Yaounde-Kribi road to gulp-up another FCFA 64 billion

RoadBuild

Sun, 14 Dec 2014 Source: The Post Newspaper

The Government of Cameroon is in search of FCFA 64 billion to complete the tarring of the remaining 78 km stretch of the Bingambo–Kribi road.

The information was made public in Yaounde on December 3, during a roundtable discussion that brought together officials of the Ministries of Economy, Planning and Regional Development, MINEPAT, and Public Works, on the one hand, and the Islamic World, on the other.

Opening deliberations, the MINEPAT Boss, Emmanuel Nganou Djoumessi, hailed the presence of representatives of banks in the Islamic World recalling that the economic crisis that hit Cameroon in the 1980s seriously affected the infrastructure development sector.

He said, after the Poverty Reduction Strategy Paper, the Government formulated an economic development vision imbued in the Growth and Employment Strategy Paper, GESP, with the goal of modernising the economy and accelerating growth.

Minister Nganou stated that in Cameroon, the road is a mode of communication par excellence, accounting for more than 85 percent of the transportation needs of passengers and goods.

“Meanwhile, the poor state of the communication mode influences access to basic infrastructure such as markets, schools and health centres. Considering this, the policy of Government in matters of transportation aims at progressively eliminating the rigidities and dysfunction of the sector whose negative effects is reflected in the rising cost of transportation,” Nganou maintained.

“Government intends to increase the network of tarred roads to seven percent between now and 2020; rehabilitate 200km of tarred road per year as well as paying adequate attention to the rehabilitation of earth roads. It is in this light that many road projects have seen the light of day these last years,” the Minister declared.

The 261km Yaounde–Kribi road, which is “Provincial” road No 18, runs through Mfoundi; Mefou & Akono; Nyong & So’o Divisions of the Centre Region and Ocean Division in the South Region. According to the Minister, these Divisions, with an approximate population of over 2.2 million people following 2010 statistics, constitute highly agro-pastoral zones.

Nganou told the donors that the road would link Yaounde, the capital of Cameroon, with the Kribi Deep Seaport passing through the urban centres of Ngoumou, Akono, Ngomedzap, Mvengue, Bipindi and Lolodorf.

“The Yaounde–Kribi road is subdivided into three lots with the first Yaounde–Olama, already constructed.
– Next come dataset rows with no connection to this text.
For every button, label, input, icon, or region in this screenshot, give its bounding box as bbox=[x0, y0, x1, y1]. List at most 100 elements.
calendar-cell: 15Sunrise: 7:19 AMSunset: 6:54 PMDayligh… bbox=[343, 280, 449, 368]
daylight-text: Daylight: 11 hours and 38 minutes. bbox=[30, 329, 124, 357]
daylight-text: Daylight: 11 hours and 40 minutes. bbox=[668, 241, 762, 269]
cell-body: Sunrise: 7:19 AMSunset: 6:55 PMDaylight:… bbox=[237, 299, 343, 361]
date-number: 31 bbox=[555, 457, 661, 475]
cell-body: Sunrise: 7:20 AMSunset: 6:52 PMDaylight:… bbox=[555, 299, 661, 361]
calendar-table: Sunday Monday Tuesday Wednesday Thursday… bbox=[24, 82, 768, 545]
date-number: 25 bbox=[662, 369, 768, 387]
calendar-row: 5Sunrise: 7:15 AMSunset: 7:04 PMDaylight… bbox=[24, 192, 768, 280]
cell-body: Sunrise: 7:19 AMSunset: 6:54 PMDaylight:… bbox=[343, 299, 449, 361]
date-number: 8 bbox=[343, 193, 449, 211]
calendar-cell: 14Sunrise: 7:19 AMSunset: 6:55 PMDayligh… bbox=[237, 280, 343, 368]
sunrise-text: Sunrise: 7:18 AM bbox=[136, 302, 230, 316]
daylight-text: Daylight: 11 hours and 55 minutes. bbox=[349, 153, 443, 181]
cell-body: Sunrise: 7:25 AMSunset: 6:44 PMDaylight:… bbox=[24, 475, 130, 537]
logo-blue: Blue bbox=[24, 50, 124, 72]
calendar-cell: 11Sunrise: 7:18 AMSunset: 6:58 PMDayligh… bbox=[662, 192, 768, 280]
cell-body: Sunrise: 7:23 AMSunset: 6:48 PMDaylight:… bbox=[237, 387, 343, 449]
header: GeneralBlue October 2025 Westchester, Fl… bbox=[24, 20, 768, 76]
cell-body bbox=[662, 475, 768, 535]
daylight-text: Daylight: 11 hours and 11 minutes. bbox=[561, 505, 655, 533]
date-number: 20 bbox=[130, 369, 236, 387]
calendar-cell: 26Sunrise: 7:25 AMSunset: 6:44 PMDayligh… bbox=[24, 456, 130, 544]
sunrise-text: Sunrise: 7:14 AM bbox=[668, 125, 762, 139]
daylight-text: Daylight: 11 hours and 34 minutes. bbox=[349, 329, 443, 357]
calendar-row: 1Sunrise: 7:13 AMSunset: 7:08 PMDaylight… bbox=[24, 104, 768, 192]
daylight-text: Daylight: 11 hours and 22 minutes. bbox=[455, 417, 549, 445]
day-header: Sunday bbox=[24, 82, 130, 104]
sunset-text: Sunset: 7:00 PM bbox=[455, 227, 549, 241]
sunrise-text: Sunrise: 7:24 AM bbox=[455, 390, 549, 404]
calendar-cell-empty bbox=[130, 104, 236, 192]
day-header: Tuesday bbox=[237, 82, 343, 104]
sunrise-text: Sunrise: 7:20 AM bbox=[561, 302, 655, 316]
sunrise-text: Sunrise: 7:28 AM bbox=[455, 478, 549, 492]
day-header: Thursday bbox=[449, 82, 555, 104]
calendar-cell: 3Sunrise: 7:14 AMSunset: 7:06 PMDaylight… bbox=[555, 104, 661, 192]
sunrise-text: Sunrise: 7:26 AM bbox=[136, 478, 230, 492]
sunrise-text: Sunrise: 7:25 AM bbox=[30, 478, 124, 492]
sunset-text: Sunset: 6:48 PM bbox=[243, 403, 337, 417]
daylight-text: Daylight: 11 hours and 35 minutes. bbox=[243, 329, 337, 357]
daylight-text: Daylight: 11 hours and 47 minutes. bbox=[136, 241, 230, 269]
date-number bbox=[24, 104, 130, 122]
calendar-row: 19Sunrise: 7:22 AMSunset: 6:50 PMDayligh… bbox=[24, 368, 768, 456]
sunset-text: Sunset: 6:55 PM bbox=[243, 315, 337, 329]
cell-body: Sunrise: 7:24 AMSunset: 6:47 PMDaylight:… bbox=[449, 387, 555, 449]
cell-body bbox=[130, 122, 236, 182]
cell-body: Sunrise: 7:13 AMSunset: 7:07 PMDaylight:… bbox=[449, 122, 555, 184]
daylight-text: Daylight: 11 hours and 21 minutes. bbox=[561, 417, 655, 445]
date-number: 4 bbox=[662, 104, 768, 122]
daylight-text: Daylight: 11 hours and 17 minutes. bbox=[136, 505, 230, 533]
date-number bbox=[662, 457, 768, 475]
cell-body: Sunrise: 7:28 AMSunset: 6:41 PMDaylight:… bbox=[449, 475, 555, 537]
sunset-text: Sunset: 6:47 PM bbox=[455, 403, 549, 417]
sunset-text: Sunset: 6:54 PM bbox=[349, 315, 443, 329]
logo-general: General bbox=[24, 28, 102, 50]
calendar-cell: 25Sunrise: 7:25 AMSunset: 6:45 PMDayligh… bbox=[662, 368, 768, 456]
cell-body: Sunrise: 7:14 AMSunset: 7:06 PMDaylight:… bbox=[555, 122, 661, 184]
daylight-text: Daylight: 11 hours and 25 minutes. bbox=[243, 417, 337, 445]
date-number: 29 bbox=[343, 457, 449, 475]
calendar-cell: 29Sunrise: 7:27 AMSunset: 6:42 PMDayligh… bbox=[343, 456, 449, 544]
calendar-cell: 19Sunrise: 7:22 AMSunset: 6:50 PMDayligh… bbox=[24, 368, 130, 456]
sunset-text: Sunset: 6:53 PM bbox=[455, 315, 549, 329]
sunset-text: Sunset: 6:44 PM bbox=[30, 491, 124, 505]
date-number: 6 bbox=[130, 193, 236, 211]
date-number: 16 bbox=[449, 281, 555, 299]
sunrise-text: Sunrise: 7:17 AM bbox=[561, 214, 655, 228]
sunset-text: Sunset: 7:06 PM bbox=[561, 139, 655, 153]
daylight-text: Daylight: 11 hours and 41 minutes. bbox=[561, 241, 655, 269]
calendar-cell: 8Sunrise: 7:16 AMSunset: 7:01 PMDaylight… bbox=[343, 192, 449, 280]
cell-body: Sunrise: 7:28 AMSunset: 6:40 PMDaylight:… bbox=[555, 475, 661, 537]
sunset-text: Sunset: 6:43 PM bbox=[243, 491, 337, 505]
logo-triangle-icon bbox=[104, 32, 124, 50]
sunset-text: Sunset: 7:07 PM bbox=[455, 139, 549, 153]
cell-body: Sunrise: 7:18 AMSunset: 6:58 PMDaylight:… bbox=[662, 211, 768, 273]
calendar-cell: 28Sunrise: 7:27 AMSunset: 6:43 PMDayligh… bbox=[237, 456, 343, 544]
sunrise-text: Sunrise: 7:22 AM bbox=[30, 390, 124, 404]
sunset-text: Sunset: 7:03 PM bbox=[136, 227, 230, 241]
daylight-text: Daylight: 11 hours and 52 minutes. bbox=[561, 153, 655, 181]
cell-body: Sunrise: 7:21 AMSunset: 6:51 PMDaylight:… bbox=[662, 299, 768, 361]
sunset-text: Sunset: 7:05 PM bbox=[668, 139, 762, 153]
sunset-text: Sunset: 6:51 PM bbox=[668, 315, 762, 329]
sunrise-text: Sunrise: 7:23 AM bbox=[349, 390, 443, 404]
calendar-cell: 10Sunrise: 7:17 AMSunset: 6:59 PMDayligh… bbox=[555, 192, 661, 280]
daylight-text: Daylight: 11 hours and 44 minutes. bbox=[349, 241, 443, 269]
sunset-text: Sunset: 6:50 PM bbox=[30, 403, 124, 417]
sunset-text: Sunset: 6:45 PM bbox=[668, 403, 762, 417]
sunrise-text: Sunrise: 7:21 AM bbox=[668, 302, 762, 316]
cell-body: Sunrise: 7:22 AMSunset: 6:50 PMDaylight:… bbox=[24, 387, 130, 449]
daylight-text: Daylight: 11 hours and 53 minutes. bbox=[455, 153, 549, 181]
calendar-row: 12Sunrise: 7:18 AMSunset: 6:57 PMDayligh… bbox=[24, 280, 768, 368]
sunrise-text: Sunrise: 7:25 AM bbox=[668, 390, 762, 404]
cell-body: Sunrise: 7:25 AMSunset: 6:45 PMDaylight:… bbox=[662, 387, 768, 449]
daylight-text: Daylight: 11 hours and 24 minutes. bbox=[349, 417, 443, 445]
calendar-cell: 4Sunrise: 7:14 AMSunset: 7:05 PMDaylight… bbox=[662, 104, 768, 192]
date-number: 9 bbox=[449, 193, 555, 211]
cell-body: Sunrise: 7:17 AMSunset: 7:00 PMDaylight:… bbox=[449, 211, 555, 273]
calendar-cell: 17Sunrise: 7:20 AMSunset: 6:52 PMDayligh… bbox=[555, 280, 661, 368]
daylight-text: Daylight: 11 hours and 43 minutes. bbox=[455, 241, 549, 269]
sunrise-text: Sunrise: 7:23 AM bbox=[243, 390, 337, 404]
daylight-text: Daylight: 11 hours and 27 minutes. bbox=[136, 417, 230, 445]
Lot two, which is the Olama–Bingambo stretch, was subject of the signing of a loan agreement between the Government of Cameroon and the Islamic Bank for Development,” he noted further.

Presenting the technical aspects of the project, the Secretary of State in the Ministry of Public Works, Hans Nyetam Nyetam, said, in addition to the road, a number of bridges would be built and toll gates, weighing stations, parking lots would be constructed in transit urban centres.

He outlined the benefits of the project to include easy access by economic operators to the Kribi Deep Seaport, provision of social amenities along the stretch of the road and the boosting of tourism in the seaside resort town of Kribi.

Apart from some technicalities that would be ironed out, the donor institutions, to a larger extent, expressed their desire to provide funding for the project. The representative of the Saudi Fund for Development remarked that since the funding of an HEP Dam Project in Cameroon in 1977, the bank has since been accompanying the country in its development endeavours.